What does it all really mean?
Golem: Crime doesn't pay. Keyes says:
They've committed a murder and that's not like taking a trolley ride together where each one can get off at a different stop. They're stuck with each other. They've got to ride all the way to the end of the line. And it's a one-way trip, and the last stop is the cemetery.Murder stains its perpetrators with guilt that won't wash off. Walter maintains his personally, while Lola hangs on to Phyllis' where she would just as easily have forgotten it. And when Walter and Phyllis kill Mr. Dietrichson together, that guilt binds them together: "I'm afraid of us," Phyllis says to Walter. They're stuck facing each other. Predictably, it eats up Walter inside, but when Phyllis--femme fatale extraordinaire--crumbles at the end, it's a killer moment.
But DOUBLE INDEMNITY has plenty of doubles, and having to face your guilty self can be just as difficult as facing the guilt in someone else, as you can see in Walter.
Yourself: I'm not sure the movie ever invokes criminal justice. Keyes statement applies broadly to the idea of sin. But maybe I'm being a semantics sally. After all, the insurance company provides surrogate law and order. And Phyllis' murder streak only caught up with her when she went for the double indemnity payout.

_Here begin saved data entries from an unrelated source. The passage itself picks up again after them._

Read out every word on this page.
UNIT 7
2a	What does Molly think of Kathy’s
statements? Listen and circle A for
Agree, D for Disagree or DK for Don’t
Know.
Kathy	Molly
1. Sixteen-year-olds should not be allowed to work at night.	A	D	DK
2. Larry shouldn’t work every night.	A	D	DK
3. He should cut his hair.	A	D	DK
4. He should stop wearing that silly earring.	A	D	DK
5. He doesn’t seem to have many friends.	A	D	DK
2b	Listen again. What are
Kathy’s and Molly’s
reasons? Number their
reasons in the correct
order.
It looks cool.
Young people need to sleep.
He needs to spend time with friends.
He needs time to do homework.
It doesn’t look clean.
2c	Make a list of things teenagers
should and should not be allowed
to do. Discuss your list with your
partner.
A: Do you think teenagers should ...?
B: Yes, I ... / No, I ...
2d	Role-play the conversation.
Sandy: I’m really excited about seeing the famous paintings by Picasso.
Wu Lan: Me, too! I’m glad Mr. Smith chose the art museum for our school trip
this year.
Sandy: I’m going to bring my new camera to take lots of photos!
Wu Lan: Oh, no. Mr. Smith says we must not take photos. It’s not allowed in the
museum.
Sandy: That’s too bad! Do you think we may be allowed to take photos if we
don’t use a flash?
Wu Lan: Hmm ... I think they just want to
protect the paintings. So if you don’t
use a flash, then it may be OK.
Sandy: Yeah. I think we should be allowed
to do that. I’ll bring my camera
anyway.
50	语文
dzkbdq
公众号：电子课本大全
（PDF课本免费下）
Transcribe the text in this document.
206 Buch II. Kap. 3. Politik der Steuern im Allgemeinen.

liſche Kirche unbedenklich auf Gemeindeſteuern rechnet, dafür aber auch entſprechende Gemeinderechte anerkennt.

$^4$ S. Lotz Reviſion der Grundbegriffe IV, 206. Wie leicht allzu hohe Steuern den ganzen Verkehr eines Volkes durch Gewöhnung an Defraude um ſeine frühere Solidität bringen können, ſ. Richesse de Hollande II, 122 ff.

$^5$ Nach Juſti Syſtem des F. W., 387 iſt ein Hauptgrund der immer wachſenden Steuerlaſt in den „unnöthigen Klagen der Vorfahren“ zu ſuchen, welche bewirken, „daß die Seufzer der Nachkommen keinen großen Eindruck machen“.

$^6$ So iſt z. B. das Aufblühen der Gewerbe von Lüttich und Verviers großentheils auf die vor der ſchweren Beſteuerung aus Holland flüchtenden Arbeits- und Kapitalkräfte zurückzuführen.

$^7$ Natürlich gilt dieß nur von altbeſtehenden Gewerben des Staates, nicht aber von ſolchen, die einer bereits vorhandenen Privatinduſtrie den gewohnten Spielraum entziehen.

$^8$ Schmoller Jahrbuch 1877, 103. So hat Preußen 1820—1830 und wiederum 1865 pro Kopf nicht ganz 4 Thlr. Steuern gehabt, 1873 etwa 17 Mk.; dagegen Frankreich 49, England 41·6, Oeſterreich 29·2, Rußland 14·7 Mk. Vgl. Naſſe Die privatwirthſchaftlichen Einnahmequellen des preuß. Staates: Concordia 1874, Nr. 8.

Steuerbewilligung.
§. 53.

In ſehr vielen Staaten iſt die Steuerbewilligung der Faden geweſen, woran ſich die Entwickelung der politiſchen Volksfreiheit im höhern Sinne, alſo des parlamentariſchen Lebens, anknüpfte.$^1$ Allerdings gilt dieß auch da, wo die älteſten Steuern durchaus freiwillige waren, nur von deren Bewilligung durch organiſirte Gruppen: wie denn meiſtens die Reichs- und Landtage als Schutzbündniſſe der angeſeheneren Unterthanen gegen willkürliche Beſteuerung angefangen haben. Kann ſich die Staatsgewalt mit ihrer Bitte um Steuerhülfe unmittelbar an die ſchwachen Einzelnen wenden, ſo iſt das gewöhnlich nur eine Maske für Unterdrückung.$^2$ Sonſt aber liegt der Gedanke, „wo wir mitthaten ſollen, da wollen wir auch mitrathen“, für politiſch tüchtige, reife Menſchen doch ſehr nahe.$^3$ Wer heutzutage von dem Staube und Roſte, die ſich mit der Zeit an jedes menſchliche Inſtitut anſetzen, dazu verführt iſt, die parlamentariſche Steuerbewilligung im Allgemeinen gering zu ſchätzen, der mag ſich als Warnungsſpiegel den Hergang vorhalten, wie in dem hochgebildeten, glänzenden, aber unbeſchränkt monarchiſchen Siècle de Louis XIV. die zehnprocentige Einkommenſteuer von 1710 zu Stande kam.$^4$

My general sensation was of stuff more like "repressed emotions really fuck you up". The canned food got me thinking about it. If you look at the murder through the psychoanalytical expressionist's lens, maybe Mr. Dietrichson represents Walter's social responsibility (he makes money, he's always at work, his idea of vacation is a college reunion) and Phyllis is his primal urge (forwardly sexual and violent, no concern for law/marriage/policies). So you have a classic conflict between id and superego being negotiated by the ego, Walter. Keyes, whom I originally read as the superego, actually could work as an external conscience, basically just a semi-omniscient observer (if I was feeling brash I'd say God). He rants about suicide because he doesn't buy that the social identity could just up and kill itself. The speech about two murderers being stuck on the trolley til the end of the tracks initially sounds like it applies to Phyllis and Walter, but it could also be taken to mean Phyllis and her husband, as Walter assumes his identity to commit the crime. Thus instead of a (honestly fairly goofy) truism about murder it becomes a statement about the inseparability of the person: you can't just dump the superego - the social role - at the next stop. Without the superego present, the house becomes a heart of darkness and Walter is consumed/killed by the id.
I honestly just thought of that right now, I need another viewing to determine if it makes any sense.
Note to future self on watching DOUBLE INDEMNITY:
Golem: I know that this is a stretch, but it always bugged me that A) Walter imitates another man and B) the film's name could be mistakenly read as "Double Identity."
Yourself: Re-evaluate that theory up there. Whenever you get around to it, consider Lola, insurance, and Keyes' "lil' man".